As well as delivering accuracy, dynamic partitioning greatly improves both the CPU time and total turn-around time for memory characterization by an order of magnitude or more. Figure 4 shows the total CPU time comparison using a block-based memory characterization approach with “fast-spice” versus using dynamic partitioning with “true-spice.” For the more complex dual port RAM, the run-time improvement is over 60X. This differential grows with the size of the memory as the runtime for the simulations of dynamic partitions remains constant unlike the block-based runtime which grows super linearly.
|Memory Type || Speedup |
|288 Kb single port SRAM ||10.4X |
|36 Kb dual port, dual clock SRAM with scan, bypass || 67.7X |
Figure 4 - Speed Improvement from Dynamic Partitioning
The “dynamic partitioning” approach can be quickly deployed either for instance-based characterization of integrated into a memory compiler. The additional information required is minor; either stimulus or functional truth-tables derived from the memory datasheet. It is applicable to all flavors of embedded memory such as SRAM, ROM, CAM and registers files and also for custom macro blocks such as SERDES and PHY.
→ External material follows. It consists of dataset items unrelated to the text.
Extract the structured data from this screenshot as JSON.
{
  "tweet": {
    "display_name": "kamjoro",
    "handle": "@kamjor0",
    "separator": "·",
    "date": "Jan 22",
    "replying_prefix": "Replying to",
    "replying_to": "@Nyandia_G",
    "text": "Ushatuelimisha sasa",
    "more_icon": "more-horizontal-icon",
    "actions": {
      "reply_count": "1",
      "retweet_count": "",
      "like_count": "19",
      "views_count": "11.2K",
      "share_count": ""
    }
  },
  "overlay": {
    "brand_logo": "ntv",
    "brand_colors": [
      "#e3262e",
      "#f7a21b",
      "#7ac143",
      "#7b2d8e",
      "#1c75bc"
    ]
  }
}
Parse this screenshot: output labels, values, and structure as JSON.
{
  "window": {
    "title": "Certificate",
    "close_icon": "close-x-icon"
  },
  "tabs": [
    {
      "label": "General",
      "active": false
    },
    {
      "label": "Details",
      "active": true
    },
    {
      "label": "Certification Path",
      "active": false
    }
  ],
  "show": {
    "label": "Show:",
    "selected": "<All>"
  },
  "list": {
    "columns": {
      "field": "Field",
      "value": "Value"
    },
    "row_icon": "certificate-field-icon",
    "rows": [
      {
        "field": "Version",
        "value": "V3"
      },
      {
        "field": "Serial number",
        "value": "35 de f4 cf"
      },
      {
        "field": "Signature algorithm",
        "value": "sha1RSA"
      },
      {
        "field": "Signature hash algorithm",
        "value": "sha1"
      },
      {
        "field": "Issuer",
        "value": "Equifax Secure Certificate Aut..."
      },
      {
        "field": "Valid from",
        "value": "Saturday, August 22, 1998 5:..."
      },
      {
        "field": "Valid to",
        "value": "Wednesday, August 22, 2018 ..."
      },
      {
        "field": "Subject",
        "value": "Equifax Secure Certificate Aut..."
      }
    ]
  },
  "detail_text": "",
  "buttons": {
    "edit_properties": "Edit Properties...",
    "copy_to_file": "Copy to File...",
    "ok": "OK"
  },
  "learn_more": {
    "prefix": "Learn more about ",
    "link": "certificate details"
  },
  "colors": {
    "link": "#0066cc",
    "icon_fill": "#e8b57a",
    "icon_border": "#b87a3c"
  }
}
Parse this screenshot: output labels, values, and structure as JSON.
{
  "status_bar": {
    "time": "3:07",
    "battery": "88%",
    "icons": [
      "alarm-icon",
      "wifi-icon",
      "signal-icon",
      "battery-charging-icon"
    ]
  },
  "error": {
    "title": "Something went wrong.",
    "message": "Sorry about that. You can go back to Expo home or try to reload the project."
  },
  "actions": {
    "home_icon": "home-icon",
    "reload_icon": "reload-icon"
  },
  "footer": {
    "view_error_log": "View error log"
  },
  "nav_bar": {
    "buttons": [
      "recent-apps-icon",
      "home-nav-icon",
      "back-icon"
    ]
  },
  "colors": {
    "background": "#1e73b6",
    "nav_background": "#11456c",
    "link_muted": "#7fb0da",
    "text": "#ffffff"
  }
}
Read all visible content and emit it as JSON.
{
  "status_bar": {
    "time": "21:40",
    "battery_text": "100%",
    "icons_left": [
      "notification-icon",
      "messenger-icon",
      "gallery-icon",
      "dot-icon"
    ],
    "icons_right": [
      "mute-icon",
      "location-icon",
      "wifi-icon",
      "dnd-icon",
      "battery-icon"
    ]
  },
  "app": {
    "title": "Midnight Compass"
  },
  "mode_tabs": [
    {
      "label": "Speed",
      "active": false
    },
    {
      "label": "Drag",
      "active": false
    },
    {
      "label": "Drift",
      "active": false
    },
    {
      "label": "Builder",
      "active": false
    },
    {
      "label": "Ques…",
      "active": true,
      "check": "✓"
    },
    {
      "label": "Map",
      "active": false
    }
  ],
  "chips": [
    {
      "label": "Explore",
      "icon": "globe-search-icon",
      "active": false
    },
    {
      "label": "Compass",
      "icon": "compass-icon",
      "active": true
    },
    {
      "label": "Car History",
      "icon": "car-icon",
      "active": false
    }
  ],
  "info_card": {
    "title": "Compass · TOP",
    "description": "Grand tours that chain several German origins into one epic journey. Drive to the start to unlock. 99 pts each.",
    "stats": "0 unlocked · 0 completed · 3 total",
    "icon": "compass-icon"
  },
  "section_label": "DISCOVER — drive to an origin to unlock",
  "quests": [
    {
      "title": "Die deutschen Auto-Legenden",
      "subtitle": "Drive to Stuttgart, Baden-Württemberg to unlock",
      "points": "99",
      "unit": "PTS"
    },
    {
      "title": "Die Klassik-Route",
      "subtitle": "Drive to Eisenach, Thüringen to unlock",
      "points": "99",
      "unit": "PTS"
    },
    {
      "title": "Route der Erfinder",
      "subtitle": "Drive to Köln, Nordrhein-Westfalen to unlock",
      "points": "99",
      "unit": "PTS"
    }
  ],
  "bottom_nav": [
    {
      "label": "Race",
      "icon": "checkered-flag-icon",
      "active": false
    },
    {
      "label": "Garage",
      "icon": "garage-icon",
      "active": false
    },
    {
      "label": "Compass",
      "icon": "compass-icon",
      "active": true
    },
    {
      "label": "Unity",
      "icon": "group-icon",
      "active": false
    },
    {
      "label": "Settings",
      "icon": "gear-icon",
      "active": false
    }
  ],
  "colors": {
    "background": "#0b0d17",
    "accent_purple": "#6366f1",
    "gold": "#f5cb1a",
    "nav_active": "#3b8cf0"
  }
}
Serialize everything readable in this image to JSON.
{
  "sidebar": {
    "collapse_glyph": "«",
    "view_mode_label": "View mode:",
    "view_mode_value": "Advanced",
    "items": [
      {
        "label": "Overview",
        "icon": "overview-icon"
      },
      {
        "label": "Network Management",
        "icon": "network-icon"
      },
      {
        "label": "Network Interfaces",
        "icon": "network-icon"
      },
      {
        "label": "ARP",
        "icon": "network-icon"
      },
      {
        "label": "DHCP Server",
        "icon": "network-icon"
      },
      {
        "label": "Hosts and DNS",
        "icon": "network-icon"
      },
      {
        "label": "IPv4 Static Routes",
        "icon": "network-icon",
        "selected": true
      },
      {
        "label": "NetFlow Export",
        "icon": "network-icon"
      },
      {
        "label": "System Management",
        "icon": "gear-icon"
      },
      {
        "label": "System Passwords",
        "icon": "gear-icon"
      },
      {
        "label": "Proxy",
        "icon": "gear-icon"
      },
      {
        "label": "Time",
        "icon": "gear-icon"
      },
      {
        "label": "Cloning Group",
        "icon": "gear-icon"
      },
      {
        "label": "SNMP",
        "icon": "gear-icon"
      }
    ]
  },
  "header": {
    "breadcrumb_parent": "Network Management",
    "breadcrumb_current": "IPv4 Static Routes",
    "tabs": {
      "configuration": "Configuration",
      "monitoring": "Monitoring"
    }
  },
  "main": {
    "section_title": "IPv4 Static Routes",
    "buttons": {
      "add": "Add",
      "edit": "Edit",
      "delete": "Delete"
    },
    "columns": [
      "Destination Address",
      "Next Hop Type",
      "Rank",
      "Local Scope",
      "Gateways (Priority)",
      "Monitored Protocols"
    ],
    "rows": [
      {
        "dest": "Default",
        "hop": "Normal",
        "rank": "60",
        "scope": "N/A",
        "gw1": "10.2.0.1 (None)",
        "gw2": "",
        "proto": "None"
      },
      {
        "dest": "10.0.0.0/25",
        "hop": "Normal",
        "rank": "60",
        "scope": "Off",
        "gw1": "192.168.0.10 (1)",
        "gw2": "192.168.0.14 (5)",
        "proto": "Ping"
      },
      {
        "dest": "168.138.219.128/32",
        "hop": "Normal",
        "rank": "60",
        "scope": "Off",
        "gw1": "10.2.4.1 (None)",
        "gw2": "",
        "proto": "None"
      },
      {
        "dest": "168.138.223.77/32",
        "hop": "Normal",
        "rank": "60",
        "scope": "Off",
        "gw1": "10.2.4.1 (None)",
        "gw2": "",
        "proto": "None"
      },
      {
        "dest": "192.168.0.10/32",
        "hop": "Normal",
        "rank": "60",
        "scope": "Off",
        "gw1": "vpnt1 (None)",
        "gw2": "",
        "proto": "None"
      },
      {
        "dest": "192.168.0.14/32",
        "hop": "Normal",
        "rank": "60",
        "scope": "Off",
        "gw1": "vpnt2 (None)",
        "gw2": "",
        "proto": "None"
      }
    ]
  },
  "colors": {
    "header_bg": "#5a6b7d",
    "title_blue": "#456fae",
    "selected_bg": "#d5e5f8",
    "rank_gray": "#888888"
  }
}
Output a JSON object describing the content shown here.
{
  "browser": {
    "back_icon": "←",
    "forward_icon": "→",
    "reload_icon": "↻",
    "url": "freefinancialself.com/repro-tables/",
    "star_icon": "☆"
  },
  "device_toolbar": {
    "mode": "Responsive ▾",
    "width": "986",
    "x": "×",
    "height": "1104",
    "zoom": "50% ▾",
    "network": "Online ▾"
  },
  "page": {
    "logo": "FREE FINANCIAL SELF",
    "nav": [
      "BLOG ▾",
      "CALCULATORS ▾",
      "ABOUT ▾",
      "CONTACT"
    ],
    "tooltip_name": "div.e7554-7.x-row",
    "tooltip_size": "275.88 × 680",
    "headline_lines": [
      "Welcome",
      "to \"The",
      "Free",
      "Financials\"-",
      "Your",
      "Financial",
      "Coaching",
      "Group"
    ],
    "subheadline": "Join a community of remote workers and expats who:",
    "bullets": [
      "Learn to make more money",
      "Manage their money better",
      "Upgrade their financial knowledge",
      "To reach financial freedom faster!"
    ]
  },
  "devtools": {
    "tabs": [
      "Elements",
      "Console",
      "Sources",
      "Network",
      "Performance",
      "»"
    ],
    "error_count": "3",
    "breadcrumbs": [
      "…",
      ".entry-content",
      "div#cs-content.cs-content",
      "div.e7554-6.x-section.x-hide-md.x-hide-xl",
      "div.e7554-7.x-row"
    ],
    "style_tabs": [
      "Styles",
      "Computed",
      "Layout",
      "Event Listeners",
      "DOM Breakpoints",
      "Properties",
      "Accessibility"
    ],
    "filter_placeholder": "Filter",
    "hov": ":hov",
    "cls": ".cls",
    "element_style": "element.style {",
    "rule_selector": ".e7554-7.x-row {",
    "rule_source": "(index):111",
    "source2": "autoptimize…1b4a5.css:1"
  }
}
Applying “dynamic partitioning” to large memory instances eliminates the errors seen in solutions that employ only static SPICE netlist-cutting or rely totally on “fast-spice” simulators. This new technology provides the most precise and comprehensive models for design, verification and analysis available today while enabling very fast runtimes, often an order of magnitude faster for large macros. This superior level of precision enables designers to be much more selective in the application of timing margins during design and verification resulting in higher performance designs, optimal die area, and closer correlation with manufactured silicon.
When coupled to a proven cell characterization platform, a consistent characterization methodology can be used for cells and macros, critical for electrical sign-off and analysis of large and complex SoC designs.
Effective and efficient characterization certainly helps get models promptly into the hands of designers and into the flow, but precision and accuracy are everything. Utilizing “dynamic partitioning” designers can benefit from the comprehensive, accurate and efficient models it generates, with time-to-market and die-size improvements the result.